Posted on: April 22nd, 2014 by sashworth No Comments

Scott Estill – 4-22-2014

2014 Tax Tips for Newlyweds

  • For tax purposes, your marital status is determined as of December 31, 2014.  As such, it is possible to time the marriage to produce the lowest possible tax results (i.e. should we marry in 2014 or 2015).
  • If either spouse changed his/her name as a result of the marriage, make sure the name(s) has been changed at the Social Security Administration (Form SS-5) and the name matches the name used on your first tax return as a married person.
  • Married couples are permitted to file their taxes one of two ways:  married filing jointly or married filing separately.  While a joint filing status is usually best of most couples in that it will result in the least amount of taxes being paid, it doesn’t hurt to compute the taxes with each filing status to see which produces the lowest tax bill in your particular situation.   You are permitted to change your filing status in the future so any decisions for 2014 are not binding on future tax years.
  • If either spouse has a current tax issue pending from prior to the marriage, the couple should consider filing separately, especially if tax refunds are at issue and one spouse has no legal liability for the debts of the other spouse.
  • For same-sex couples, the IRS will view you as legally married for federal tax purposes.  Thus, a joint or separate filing status will need to be determined for federal tax purposes.

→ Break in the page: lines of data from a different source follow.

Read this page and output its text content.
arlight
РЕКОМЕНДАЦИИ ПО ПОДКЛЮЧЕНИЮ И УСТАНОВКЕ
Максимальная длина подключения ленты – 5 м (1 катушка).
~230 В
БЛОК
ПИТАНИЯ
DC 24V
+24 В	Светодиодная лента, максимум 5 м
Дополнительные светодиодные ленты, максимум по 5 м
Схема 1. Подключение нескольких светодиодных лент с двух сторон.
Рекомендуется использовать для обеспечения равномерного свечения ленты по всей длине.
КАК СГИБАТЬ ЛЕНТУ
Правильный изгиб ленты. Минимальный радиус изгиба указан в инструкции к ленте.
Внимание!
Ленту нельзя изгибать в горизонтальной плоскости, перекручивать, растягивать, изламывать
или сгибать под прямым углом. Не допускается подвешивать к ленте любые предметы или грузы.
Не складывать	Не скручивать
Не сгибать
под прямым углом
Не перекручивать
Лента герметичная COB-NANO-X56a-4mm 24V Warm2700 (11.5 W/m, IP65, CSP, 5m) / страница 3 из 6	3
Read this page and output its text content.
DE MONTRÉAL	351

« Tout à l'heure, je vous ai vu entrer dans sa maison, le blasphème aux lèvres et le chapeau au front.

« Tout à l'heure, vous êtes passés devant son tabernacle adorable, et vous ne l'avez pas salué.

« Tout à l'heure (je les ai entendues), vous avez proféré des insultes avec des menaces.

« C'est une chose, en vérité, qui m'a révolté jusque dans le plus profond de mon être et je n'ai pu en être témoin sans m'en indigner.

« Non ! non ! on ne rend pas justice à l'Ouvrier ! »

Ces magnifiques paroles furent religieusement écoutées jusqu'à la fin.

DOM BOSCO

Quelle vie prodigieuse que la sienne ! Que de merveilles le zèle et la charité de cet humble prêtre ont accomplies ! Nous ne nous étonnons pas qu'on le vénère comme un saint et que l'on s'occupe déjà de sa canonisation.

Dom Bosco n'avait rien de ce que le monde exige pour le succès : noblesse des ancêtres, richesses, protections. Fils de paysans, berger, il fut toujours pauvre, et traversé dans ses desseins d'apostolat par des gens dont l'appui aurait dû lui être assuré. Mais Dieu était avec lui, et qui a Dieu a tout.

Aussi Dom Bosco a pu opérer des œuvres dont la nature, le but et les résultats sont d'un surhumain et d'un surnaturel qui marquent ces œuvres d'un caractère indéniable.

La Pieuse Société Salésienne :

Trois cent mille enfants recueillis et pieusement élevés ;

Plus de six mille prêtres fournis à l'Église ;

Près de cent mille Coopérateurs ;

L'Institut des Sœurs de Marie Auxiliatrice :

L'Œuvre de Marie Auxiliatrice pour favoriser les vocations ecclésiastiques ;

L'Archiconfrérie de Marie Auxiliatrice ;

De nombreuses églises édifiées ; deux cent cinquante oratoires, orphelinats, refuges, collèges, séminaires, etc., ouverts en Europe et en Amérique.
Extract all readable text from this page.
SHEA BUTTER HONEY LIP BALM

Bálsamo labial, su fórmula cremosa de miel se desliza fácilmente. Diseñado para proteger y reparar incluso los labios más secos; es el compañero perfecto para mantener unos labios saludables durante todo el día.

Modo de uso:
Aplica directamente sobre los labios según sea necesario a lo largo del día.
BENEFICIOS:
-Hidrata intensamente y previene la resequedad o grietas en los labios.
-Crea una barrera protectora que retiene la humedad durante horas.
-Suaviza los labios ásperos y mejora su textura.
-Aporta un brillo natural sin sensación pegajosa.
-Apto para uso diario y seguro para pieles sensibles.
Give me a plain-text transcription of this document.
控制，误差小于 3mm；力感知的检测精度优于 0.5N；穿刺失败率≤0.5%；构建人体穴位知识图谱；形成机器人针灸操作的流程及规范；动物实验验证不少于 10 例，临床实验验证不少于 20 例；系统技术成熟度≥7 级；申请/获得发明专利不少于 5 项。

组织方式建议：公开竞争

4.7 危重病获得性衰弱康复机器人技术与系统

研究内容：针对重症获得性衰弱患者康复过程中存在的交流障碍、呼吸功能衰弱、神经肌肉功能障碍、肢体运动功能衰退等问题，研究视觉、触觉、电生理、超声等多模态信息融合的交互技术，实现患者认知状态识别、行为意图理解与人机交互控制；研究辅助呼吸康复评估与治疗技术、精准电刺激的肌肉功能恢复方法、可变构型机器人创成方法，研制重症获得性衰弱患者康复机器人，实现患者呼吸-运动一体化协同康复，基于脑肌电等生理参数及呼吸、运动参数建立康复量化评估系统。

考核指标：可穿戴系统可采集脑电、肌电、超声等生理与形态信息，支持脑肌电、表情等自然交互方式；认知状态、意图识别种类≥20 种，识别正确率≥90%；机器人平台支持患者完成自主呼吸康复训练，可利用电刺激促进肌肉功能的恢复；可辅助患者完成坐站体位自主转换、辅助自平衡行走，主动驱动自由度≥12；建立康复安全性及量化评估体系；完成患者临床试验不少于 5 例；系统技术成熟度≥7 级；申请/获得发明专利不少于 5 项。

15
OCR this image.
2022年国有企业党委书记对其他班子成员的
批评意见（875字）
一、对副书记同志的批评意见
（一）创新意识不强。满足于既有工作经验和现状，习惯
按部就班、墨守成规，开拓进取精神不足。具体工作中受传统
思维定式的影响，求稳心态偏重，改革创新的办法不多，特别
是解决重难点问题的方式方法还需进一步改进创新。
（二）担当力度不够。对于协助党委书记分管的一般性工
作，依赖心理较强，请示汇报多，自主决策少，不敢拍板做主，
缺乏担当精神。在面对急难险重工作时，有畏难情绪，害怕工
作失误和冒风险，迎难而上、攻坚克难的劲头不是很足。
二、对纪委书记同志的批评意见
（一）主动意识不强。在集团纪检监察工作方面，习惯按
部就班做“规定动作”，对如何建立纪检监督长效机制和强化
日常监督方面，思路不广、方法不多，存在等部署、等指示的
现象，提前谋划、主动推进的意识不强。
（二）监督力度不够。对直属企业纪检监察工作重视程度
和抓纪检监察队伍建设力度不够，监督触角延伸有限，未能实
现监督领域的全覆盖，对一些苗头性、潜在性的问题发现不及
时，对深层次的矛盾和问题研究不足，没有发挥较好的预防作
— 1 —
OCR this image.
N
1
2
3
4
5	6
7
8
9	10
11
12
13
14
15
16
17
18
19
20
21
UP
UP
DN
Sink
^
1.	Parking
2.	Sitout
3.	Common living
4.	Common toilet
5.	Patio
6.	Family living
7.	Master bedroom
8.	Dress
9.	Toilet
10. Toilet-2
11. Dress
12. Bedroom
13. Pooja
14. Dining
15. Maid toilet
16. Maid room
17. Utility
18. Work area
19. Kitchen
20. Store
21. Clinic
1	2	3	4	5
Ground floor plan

However, there is still uncertainty for same-sex married couples who live in a state that does not recognize their marriage.  If this is the case, it may be necessary to file as married at the federal level and single at the state level.
  • It may be easier for you and your spouse to itemize tax deductions after marriage given that you both can combine your deductions if you file a joint tax return.   These deductions include charitable donations, state and local taxes, mortgage interest, investment expenses, unreimbursed employee business expenses and many other possible expense deductions.
  • It is important to review your income tax withholdings at your W-2 job.  In some instances, it may be beneficial to claim an extra exemption for income tax withholding purposes (for your new spouse), resulting in less taxes being withheld and a pay increase to you!  You should use this strategy only if you anticipate a tax refund at the end of the year.  If you owe taxes, you may be liable for additional interest and/or penalties if you are under-withheld in the tax department.
  • You should also review retirement the plan options for both spouses, as in some instances contributions to a Roth IRA or other tax-favored plan may now be available to newly-married couples.
  • For couples who each owned a personal residence before the marriage, there may be some tax breaks available when selling one of the homes.  For instance, if a home is sold as a result of combining two households, newlyweds may be able to exclude some or all of the capital gains.  If the seller owned and used the home as a main residence for at least two of the past five years before selling it, he or she can exclude $250,000 of capital gains.  Once married, the amount doubles to $500,000 if the couple files jointly and meets certain ownership and use tests.  This is one area in which a small amount of tax planning can reap very large financial rewards via tax savings.
  • If one or both spouses change addresses following the marriage, it is important to file a change of address (Form 8822) with the IRS so that you are kept aware of any notices, refund checks or other tax matters.